Unlike many units, this battery charger continuously charges at maximum current, tapering off only near full battery voltage. In this unit, the full load current of the supply transformer/rectifier section was 4.4A. It tapers off to 4A at 13.5V, 3A at 14.0V, 2A at 14.5V and 0A at 15.0V.
Transistor Q1, diodes D1-D3 and resistor R1 form a simple constant current source. R1 effectively sets the current through Q1 - the voltage across this resistor plus Q1's emitter-base voltage is equal to the voltage across D1-D3. Assuming 0.7V across each diode and across Q1's base-emitter junction, the current through R1 is approximately 1.4/0.34 = 4.1A. IC ensures that Q1 (and thus the constant current source) is turned on.
When the battery has fully charged, the current through IC drops to a very low value and so Q1 turns off (since there is no longer any base-emitter current). R2 limits the current through IC. It allows enough current to flow through the regulator so that Q1 is fully on for battery voltages up to about 13.5V. Decreasing the value of R2 effectively increases the final battery voltage by raising the current cutoff point.
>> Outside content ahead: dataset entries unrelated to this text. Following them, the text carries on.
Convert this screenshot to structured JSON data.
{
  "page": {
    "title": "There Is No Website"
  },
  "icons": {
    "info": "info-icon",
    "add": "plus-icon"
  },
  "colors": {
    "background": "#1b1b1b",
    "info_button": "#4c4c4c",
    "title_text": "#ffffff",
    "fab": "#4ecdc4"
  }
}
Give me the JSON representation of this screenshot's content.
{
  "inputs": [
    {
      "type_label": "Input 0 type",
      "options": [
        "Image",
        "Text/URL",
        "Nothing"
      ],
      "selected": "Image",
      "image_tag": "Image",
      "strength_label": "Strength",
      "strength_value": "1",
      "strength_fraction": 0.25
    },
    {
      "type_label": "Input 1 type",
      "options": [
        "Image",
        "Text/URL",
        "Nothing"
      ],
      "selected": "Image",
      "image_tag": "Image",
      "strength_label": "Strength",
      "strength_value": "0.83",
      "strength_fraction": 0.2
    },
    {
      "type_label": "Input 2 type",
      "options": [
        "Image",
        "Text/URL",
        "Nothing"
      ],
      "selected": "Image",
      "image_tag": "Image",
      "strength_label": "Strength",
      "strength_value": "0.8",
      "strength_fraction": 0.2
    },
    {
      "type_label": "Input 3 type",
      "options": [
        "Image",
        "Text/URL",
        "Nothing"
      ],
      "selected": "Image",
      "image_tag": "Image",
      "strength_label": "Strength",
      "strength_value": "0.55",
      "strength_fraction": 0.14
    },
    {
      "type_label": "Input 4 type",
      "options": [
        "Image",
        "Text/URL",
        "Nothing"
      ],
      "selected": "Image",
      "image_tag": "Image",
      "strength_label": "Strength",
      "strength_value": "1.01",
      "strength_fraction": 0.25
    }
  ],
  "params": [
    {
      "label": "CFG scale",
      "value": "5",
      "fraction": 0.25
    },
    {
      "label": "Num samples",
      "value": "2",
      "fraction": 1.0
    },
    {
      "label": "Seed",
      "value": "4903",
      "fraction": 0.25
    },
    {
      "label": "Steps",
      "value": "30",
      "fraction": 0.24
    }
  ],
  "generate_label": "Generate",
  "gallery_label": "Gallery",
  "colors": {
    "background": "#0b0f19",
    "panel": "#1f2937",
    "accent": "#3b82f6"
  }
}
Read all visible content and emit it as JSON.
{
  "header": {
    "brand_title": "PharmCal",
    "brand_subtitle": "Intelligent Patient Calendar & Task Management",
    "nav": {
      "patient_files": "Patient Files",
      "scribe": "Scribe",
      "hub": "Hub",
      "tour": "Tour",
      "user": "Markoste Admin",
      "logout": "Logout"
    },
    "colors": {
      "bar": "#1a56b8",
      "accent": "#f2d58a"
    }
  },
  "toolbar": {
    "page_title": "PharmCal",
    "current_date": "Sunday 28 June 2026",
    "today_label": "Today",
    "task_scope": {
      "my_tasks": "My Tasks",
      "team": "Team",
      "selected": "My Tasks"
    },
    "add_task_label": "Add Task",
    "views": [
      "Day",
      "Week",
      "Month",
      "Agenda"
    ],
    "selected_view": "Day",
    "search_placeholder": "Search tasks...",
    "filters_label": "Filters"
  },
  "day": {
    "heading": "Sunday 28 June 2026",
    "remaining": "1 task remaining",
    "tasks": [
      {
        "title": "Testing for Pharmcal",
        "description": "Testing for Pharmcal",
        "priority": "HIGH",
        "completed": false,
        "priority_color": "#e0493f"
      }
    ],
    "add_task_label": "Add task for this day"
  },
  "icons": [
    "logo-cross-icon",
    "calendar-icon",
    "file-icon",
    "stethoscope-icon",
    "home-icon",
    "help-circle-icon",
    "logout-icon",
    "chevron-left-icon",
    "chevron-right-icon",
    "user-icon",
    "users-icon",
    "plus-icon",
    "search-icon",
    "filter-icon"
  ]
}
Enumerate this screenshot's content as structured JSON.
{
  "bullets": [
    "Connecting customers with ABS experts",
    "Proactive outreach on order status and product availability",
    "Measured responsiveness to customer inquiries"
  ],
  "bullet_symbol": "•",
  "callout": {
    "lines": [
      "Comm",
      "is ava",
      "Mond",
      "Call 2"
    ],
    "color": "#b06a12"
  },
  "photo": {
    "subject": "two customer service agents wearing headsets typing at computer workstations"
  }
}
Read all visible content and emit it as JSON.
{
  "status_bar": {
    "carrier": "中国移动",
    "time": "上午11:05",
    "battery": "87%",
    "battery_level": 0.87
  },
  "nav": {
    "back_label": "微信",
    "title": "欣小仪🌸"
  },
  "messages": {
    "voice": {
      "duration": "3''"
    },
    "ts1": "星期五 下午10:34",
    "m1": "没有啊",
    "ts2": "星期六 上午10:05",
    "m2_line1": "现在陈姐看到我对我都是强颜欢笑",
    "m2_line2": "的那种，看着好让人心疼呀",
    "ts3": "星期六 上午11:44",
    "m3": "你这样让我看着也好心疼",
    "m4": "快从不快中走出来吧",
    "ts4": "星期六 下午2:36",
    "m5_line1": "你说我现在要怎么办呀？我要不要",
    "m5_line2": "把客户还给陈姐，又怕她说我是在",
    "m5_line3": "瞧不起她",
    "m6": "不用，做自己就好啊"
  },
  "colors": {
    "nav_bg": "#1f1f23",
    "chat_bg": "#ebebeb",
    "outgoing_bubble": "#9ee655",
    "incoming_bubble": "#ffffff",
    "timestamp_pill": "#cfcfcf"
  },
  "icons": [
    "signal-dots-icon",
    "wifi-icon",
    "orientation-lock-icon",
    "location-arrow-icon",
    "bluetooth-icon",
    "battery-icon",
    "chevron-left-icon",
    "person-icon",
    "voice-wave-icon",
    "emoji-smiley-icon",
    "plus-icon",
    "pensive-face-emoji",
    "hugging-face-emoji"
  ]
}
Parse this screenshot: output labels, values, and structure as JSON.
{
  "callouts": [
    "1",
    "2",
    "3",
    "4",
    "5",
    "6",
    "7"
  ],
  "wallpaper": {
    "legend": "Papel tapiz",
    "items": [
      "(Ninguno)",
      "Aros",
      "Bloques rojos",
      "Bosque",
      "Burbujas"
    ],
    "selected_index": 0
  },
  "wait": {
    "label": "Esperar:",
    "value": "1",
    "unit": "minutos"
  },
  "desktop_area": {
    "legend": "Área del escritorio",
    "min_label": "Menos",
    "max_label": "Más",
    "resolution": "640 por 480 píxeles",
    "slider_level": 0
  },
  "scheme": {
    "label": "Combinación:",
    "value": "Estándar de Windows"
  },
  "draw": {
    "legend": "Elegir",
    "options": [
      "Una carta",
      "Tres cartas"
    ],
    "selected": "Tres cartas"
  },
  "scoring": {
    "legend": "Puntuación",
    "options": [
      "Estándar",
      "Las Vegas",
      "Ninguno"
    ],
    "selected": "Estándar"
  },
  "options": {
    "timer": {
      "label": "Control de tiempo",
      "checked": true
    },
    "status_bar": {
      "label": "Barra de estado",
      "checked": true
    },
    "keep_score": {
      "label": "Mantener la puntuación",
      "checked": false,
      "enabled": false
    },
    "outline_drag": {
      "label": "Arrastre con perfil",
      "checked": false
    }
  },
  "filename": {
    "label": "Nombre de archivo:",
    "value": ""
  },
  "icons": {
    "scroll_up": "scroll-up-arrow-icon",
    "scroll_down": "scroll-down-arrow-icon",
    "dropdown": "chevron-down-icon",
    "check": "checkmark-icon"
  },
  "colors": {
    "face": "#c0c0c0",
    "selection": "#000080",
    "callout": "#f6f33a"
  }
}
Conversely, a diode in series with one of the battery leads will reduce the fully-charged voltage by about 0.7V.
Charger's input voltages are 20 volt AC R1 and R2 are high wattage resistor like 2W, 3W, 5W and could be above. Select wattage on your choice. Q1 and IC requires a good heatsink. If they are mounted on the same heatsink and will throttle the circuit back if Q1 gets too hot.